Hay más sociología en un álbum de fotos que en cien libros de cualquier biblioteca, y más jerarquía que en las olvidables imágenes que guardamos en el móvil.
Siempre que íbamos a casa de la abuela cogíamos uno de sus álbumes de fotos de la estantería. Eran muchos y muy gruesos. Eran verdes, granates y marrones. Algunos tenían fotografías casi actuales, desde que empezamos a nacer sus nietos hasta un presente difuso que se estiraba como un bostezo. Los álbumes, como la memoria, son guardianes del antes pero se alimentan del ahora.
Otros tenían fotos más antiguas, en blanco y negro. En ellas aparecían personas a las que no habíamos visto antes y con las que nos fuimos familiarizando poco a poco, como si fueran los personajes de una novela coral. “¿Y estos quiénes son, abuela?”.
Ella nos contaba, con los ojos brillantes, de su madre, de su padre, de sus hermanos. Estábamos todos, dentro de aquellas páginas gruesas, en una reunión familiar que no se acababa nunca. Los álbumes de fotos no dejaban que la abuela se quedara sola.
“Gracias a todas esas fotos conocimos a nuestros padres cuando aún no eran nuestros padres, a la abuela cuando aún no era la abuela y al abuelo al que nunca conocí”.
Mi hermana y yo nos sentábamos en el sofá del salón con los álbumes encima y los pies colgando, y así supimos de mil historias, las más interesantes del mundo, que son las propias. Gracias a todos esos álbumes conocimos a nuestros padres cuando aún no eran nuestros padres: cuando eran unos novios raros, guapísimos y asustados.
También conocimos a la abuela cuando aún no era la abuela, y ni siquiera la madre de mi madre, y sobre todo al abuelo, al que en realidad yo nunca conocí. Y viendo de niños a todos mis primos entendí que ya entonces estábamos destinados -o condenados- a ser quienes somos ahora.

Las historias familiares de las que me he ido enterando después van acompañadas en mi mente de unas imágenes que se corresponden con todas esas fotos. Da igual que algunas no cuenten exactamente la verdad. Que haya quien salga sonriendo cuando un rato antes estuvo llorando. Y da igual porque ni la literatura ni las películas cuentan exactamente la verdad, y sin embargo son ciertas, como las fotos.
Si entendemos un diario como el reflejo íntimo de la persona que lo escribe en un momento determinado, los álbumes de fotos son efectivamente diarios de familia que se escriben entre todos. En los álbumes están presentes la mirada del fotógrafo, la sensibilidad de la persona que selecciona y ordena, y el temperamento y las maneras de los que aparecen en las fotos.
“Los álbumes sirven para perpetuar las historias de las familias y a la vez cuentan muchísimas otras cosas”.
Los álbumes sirven para perpetuar las historias de las familias y a la vez cuentan muchísimas otras cosas. Los coches antiguos, la ropa de otra época, los peinados imposibles. En todas esas fotos se ve el efecto salvaje del paso del tiempo en las personas, pero también en los lugares, en las casas, en los pueblos.

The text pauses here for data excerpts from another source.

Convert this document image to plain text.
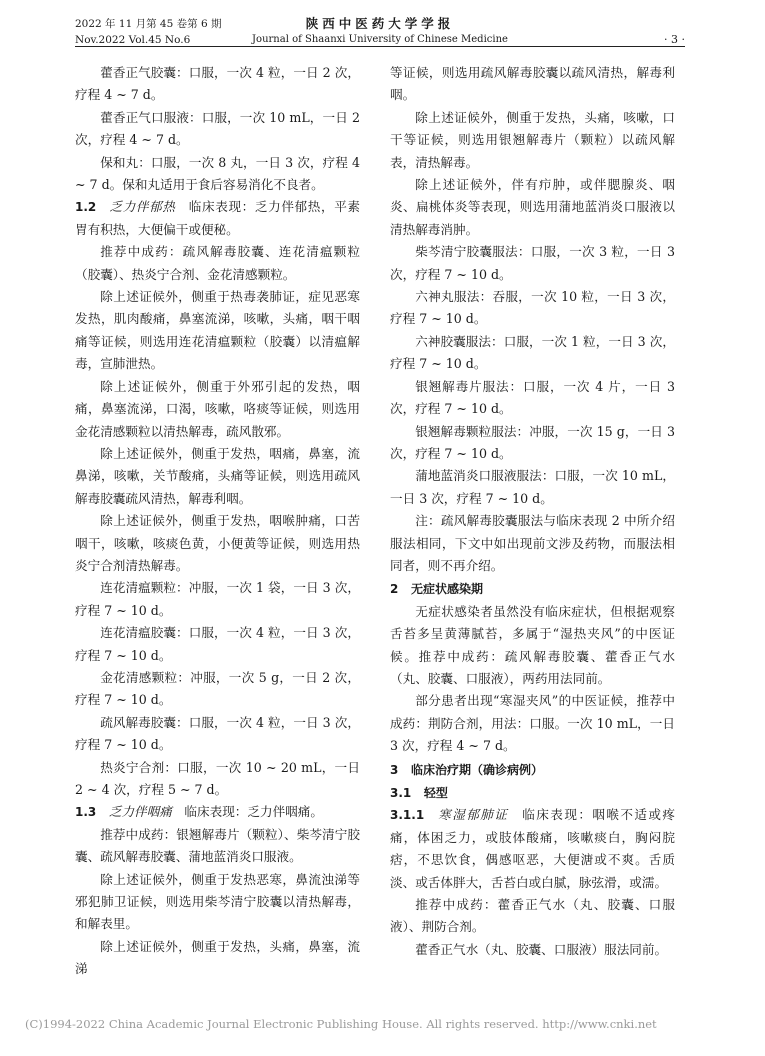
2022 年 11 月第 45 卷第 6 期
Nov.2022 Vol.45 No.6
陕西中医药大学学报
Journal of Shaanxi University of Chinese Medicine	· 3 ·

藿香正气胶囊：口服，一次 4 粒，一日 2 次，疗程 4 ~ 7 d。

藿香正气口服液：口服，一次 10 mL，一日 2 次，疗程 4 ~ 7 d。

保和丸：口服，一次 8 丸，一日 3 次，疗程 4 ~ 7 d。保和丸适用于食后容易消化不良者。

1.2  乏力伴郁热  临床表现：乏力伴郁热，平素胃有积热，大便偏干或便秘。

推荐中成药：疏风解毒胶囊、连花清瘟颗粒（胶囊）、热炎宁合剂、金花清感颗粒。

除上述证候外，侧重于热毒袭肺证，症见恶寒发热，肌肉酸痛，鼻塞流涕，咳嗽，头痛，咽干咽痛等证候，则选用连花清瘟颗粒（胶囊）以清瘟解毒，宣肺泄热。

除上述证候外，侧重于外邪引起的发热，咽痛，鼻塞流涕，口渴，咳嗽，咯痰等证候，则选用金花清感颗粒以清热解毒，疏风散邪。

除上述证候外，侧重于发热，咽痛，鼻塞，流鼻涕，咳嗽，关节酸痛，头痛等证候，则选用疏风解毒胶囊疏风清热，解毒利咽。

除上述证候外，侧重于发热，咽喉肿痛，口苦咽干，咳嗽，咳痰色黄，小便黄等证候，则选用热炎宁合剂清热解毒。

连花清瘟颗粒：冲服，一次 1 袋，一日 3 次，疗程 7 ~ 10 d。

连花清瘟胶囊：口服，一次 4 粒，一日 3 次，疗程 7 ~ 10 d。

金花清感颗粒：冲服，一次 5 g，一日 2 次，疗程 7 ~ 10 d。

疏风解毒胶囊：口服，一次 4 粒，一日 3 次，疗程 7 ~ 10 d。

热炎宁合剂：口服，一次 10 ~ 20 mL，一日 2 ~ 4 次，疗程 5 ~ 7 d。

1.3  乏力伴咽痛  临床表现：乏力伴咽痛。

推荐中成药：银翘解毒片（颗粒）、柴芩清宁胶囊、疏风解毒胶囊、蒲地蓝消炎口服液。

除上述证候外，侧重于发热恶寒，鼻流浊涕等邪犯肺卫证候，则选用柴芩清宁胶囊以清热解毒，和解表里。

除上述证候外，侧重于发热，头痛，鼻塞，流涕

等证候，则选用疏风解毒胶囊以疏风清热，解毒利咽。

除上述证候外，侧重于发热，头痛，咳嗽，口干等证候，则选用银翘解毒片（颗粒）以疏风解表，清热解毒。

除上述证候外，伴有疖肿，或伴腮腺炎、咽炎、扁桃体炎等表现，则选用蒲地蓝消炎口服液以清热解毒消肿。

柴芩清宁胶囊服法：口服，一次 3 粒，一日 3 次，疗程 7 ~ 10 d。

六神丸服法：吞服，一次 10 粒，一日 3 次，疗程 7 ~ 10 d。

六神胶囊服法：口服，一次 1 粒，一日 3 次，疗程 7 ~ 10 d。

银翘解毒片服法：口服，一次 4 片，一日 3 次，疗程 7 ~ 10 d。

银翘解毒颗粒服法：冲服，一次 15 g，一日 3 次，疗程 7 ~ 10 d。

蒲地蓝消炎口服液服法：口服，一次 10 mL，一日 3 次，疗程 7 ~ 10 d。

注：疏风解毒胶囊服法与临床表现 2 中所介绍服法相同，下文中如出现前文涉及药物，而服法相同者，则不再介绍。

2  无症状感染期

无症状感染者虽然没有临床症状，但根据观察舌苔多呈黄薄腻苔，多属于“湿热夹风”的中医证候。推荐中成药：疏风解毒胶囊、藿香正气水（丸、胶囊、口服液），两药用法同前。

部分患者出现“寒湿夹风”的中医证候，推荐中成药：荆防合剂，用法：口服。一次 10 mL，一日 3 次，疗程 4 ~ 7 d。

3  临床治疗期（确诊病例）

3.1  轻型

3.1.1  寒湿郁肺证  临床表现：咽喉不适或疼痛，体困乏力，或肢体酸痛，咳嗽痰白，胸闷脘痞，不思饮食，偶感呕恶，大便溏或不爽。舌质淡、或舌体胖大，舌苔白或白腻，脉弦滑，或濡。

推荐中成药：藿香正气水（丸、胶囊、口服液）、荆防合剂。

藿香正气水（丸、胶囊、口服液）服法同前。

(C)1994-2022 China Academic Journal Electronic Publishing House. All rights reserved. http://www.cnki.net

Gracias a esos álbumes tengo la imagen vivísima de mis tíos treintañeros con un montón de hijos. Hay más sociología en un álbum de fotos que en cien libros de cualquier biblioteca.
En el móvil tengo miles de fotos que no miro nunca porque no sabría por dónde empezar. El álbum tradicional jerarquiza la historia de las familias de la misma forma que los periódicos en papel ordenan las noticias del día, y así el mundo. Las fotos que guardamos en el móvil son como las noticias que nos llegan a través de las redes sociales. Se mezcla lo importante con lo banal y estamos informados de todo sin enterarnos de nada. Las noticias más visitadas en los medios digitales, como la mayoría de las fotos del móvil, son perfectamente olvidables.
Pensaba en todo esto el otro día mientras escuchaba la conversación que la artista Coco Dávez mantuvo con la fotógrafa y comunicadora Bea Gaspar en el podcast Participantes para un delirio. Gaspar imparte un curso sobre fotografía llamado “Diarios de familia”, que precisamente trata de recuperar el valor del álbum de familia tal y como se entendía antes.
En un momento de la charla, contó algo que me llamó la atención: más allá de que los álbumes tengan la función de ordenar los recuerdos, dijo, son una forma de pasar tiempo en familia, recordando momentos, lugares y personas. Ella misma confesó que pasaba horas en casa de sus abuelos viendo fotos.
No se trata tanto de guardar las fotos por instinto de conservación, o afán de posteridad, como de pasar un rato mirándolas aquí y ahora. No se trata de atesorar, sino de compartir. De reírse, de ponerse nostálgico, de echar de menos: de pasar una tarde de domingo mirando y contando historias antiguas con la gente a la que quieres, como en una foto feliz.